As Europe’s population grows older, so too does the need for care services and support for social services professionals and care providers, particularly in rural areas.
As part of the Rural Care project, which aims to develop a new model of integrated long-term care, the European Social Network (ESN), in coordination with the Department for Social Services of the Regional Government of Castilla y León (Spain), organised a seminar at the beginning of March focusing on the delivery of quality care and supporting the social services workforce.
The aim of the seminar was to share the results of the project and the lessons which have been learned so far with regional, national and European decision-makers and practitioners and exchange experiences and perspectives with organisations implementing other care models in Spain and Europe. Through presentations and small group discussions the participants were able to develop greater common knowledge and understanding of person-centred care models in rural areas.
Alfonso Lara Montero, ESN Chief Executive Officer and Benedicto Caminero Pérez, Technical Director for the Elderly and People with Disabilities of Junta de Castilla y León Social Services, highlighted the importance of person-centred care models, which allow the wishes and needs of people in need to be respected, and which value and promote the role of both formal and informal caregivers.
RuralCare promotes quality in home care through a person-centred approach – including an assessment of the household at risk and appropriate interventions based on the person’s life project and wishes under the leadership of the local authority in partnership with other agencies. The project also promotes the use of innovation and alliances between the public and private sectors. Project partners such as the regional government, the University of Valladolid, and the People Foundation which represents people in need of support offered an overview of the main challenges faced, highlighting barriers like the organisational culture and changing the orientation of services towards providing care based in the community.

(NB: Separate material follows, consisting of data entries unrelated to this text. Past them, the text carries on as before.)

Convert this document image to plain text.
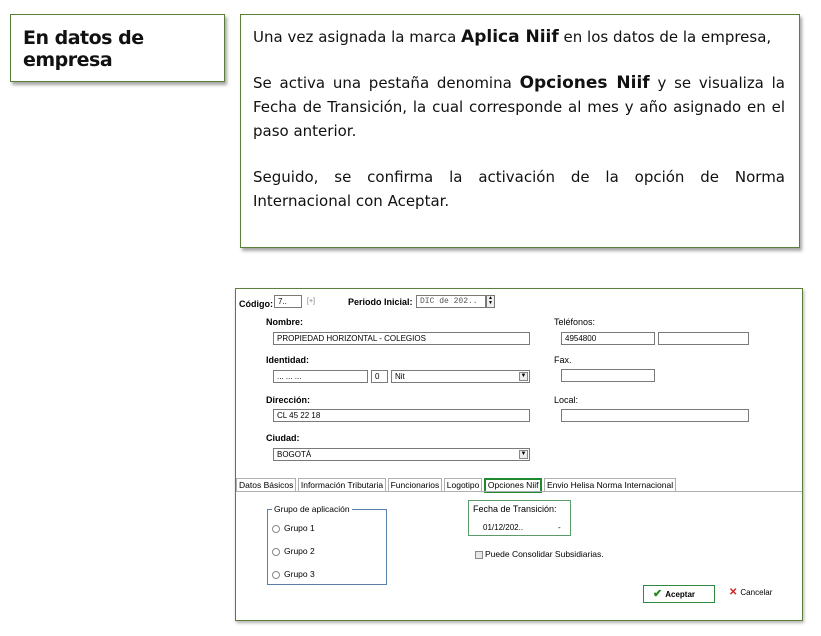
En datos de empresa

Una vez asignada la marca Aplica Niif en los datos de la empresa,

Se activa una pestaña denomina Opciones Niif y se visualiza la Fecha de Transición, la cual corresponde al mes y año asignado en el paso anterior.

Seguido, se confirma la activación de la opción de Norma Internacional con Aceptar.

Código: 7..	[+]	Periodo Inicial: DIC de 202..	▲
▼
Nombre:
PROPIEDAD HORIZONTAL - COLEGIOS
Teléfonos:
4954800
Identidad:
... ... ...	0	Nit	▼
Fax.
Dirección:
CL 45 22 18
Local:
Ciudad:
BOGOTÁ	▼
Datos Básicos Información Tributaria Funcionarios Logotipo Opciones Niif Envio Helisa Norma Internacional
Grupo de aplicación
Grupo 1
Grupo 2
Grupo 3
Fecha de Transición:
01/12/202..	-
Puede Consolidar Subsidiarias.
✔ Aceptar	✕ Cancelar
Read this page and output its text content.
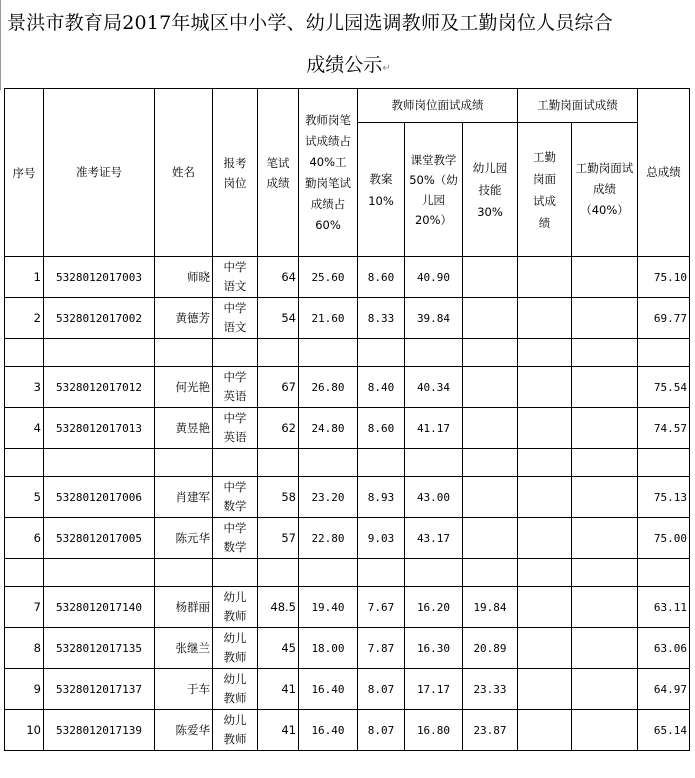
景洪市教育局2017年城区中小学、幼儿园选调教师及工勤岗位人员综合
成绩公示↵
序号	准考证号	姓名	报考岗位	笔试成绩	教师岗笔试成绩占40%工勤岗笔试成绩占60%	教师岗位面试成绩			工勤岗面试成绩		总成绩
						教案10%	课堂教学50%（幼儿园20%）	幼儿园技能30%	工勤岗面试成绩	工勤岗面试成绩（40%）	
1	5328012017003	师晓	中学语文	64	25.60	8.60	40.90				75.10
2	5328012017002	黄德芳	中学语文	54	21.60	8.33	39.84				69.77

3	5328012017012	何光艳	中学英语	67	26.80	8.40	40.34				75.54
4	5328012017013	黄昱艳	中学英语	62	24.80	8.60	41.17				74.57

5	5328012017006	肖建军	中学数学	58	23.20	8.93	43.00				75.13
6	5328012017005	陈元华	中学数学	57	22.80	9.03	43.17				75.00

7	5328012017140	杨群丽	幼儿教师	48.5	19.40	7.67	16.20	19.84			63.11
8	5328012017135	张继兰	幼儿教师	45	18.00	7.87	16.30	20.89			63.06
9	5328012017137	于车	幼儿教师	41	16.40	8.07	17.17	23.33			64.97
10	5328012017139	陈爱华	幼儿教师	41	16.40	8.07	16.80	23.87			65.14
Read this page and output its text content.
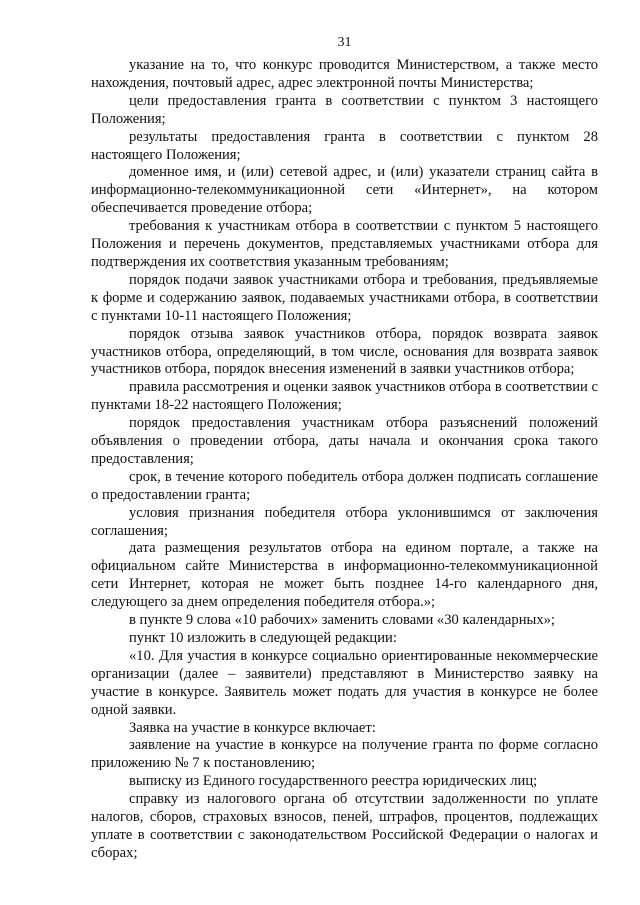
31

указание на то, что конкурс проводится Министерством, а также место нахождения, почтовый адрес, адрес электронной почты Министерства;

цели предоставления гранта в соответствии с пунктом 3 настоящего Положения;

результаты предоставления гранта в соответствии с пунктом 28 настоящего Положения;

доменное имя, и (или) сетевой адрес, и (или) указатели страниц сайта в информационно-телекоммуникационной сети «Интернет», на котором обеспечивается проведение отбора;

требования к участникам отбора в соответствии с пунктом 5 настоящего Положения и перечень документов, представляемых участниками отбора для подтверждения их соответствия указанным требованиям;

порядок подачи заявок участниками отбора и требования, предъявляемые к форме и содержанию заявок, подаваемых участниками отбора, в соответствии с пунктами 10-11 настоящего Положения;

порядок отзыва заявок участников отбора, порядок возврата заявок участников отбора, определяющий, в том числе, основания для возврата заявок участников отбора, порядок внесения изменений в заявки участников отбора;

правила рассмотрения и оценки заявок участников отбора в соответствии с пунктами 18-22 настоящего Положения;

порядок предоставления участникам отбора разъяснений положений объявления о проведении отбора, даты начала и окончания срока такого предоставления;

срок, в течение которого победитель отбора должен подписать соглашение о предоставлении гранта;

условия признания победителя отбора уклонившимся от заключения соглашения;

дата размещения результатов отбора на едином портале, а также на официальном сайте Министерства в информационно-телекоммуникационной сети Интернет, которая не может быть позднее 14-го календарного дня, следующего за днем определения победителя отбора.»;

в пункте 9 слова «10 рабочих» заменить словами «30 календарных»;

пункт 10 изложить в следующей редакции:

«10. Для участия в конкурсе социально ориентированные некоммерческие организации (далее – заявители) представляют в Министерство заявку на участие в конкурсе. Заявитель может подать для участия в конкурсе не более одной заявки.

Заявка на участие в конкурсе включает:

заявление на участие в конкурсе на получение гранта по форме согласно приложению № 7 к постановлению;

выписку из Единого государственного реестра юридических лиц;

справку из налогового органа об отсутствии задолженности по уплате налогов, сборов, страховых взносов, пеней, штрафов, процентов, подлежащих уплате в соответствии с законодательством Российской Федерации о налогах и сборах;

Participants reflected also on the challenges of ensuring the recruitment and retention of professionals with the right skills, to cover the different professional roles and to have training on the need for coordination between different agencies.
Speakers from other regions in Spain also shared their experiences. María Pilar Hilarión, Deputy Director of the Avedis Donabedian Research Institute in Catalonia highlighted that to ensure quality care in rural areas, it is important that integrated care in the home is prioritised in public policy. Mariona Rustullet, Deputy Director of SUMAR Public Social Action Services, also from Catalonia, stressed that intervention models must not only focus on people’ s needs, but above all, on their preferences and desires. She also highlighted the importance of ensuring that those professionals providing services are also skilled in understanding people as well as the practical tasks their role involves.
Representatives of English and Irish quality agencies, researchers on person-centred long-term care, and organisations with proven experience in the sector from Austria, Finland, England and Wales also gave input. David James, Head of Adult Social Care Policy Department of the Care Quality Commission (CQC), England, highlighted that to make person-centred care real, we need to ensure that health and social services provide people with safe, effective, responsive, compassionate and high quality care.
RuralCare has so far enabled 165 people to stay and be supported and cared for in their homes. It has proved that it is possible to provide quality care services at home in rural areas at a reasonable cost.
The RuralCare project will conclude with two final conferences, in Madrid and Brussels in September 2023, where the full results of the programme will be presented.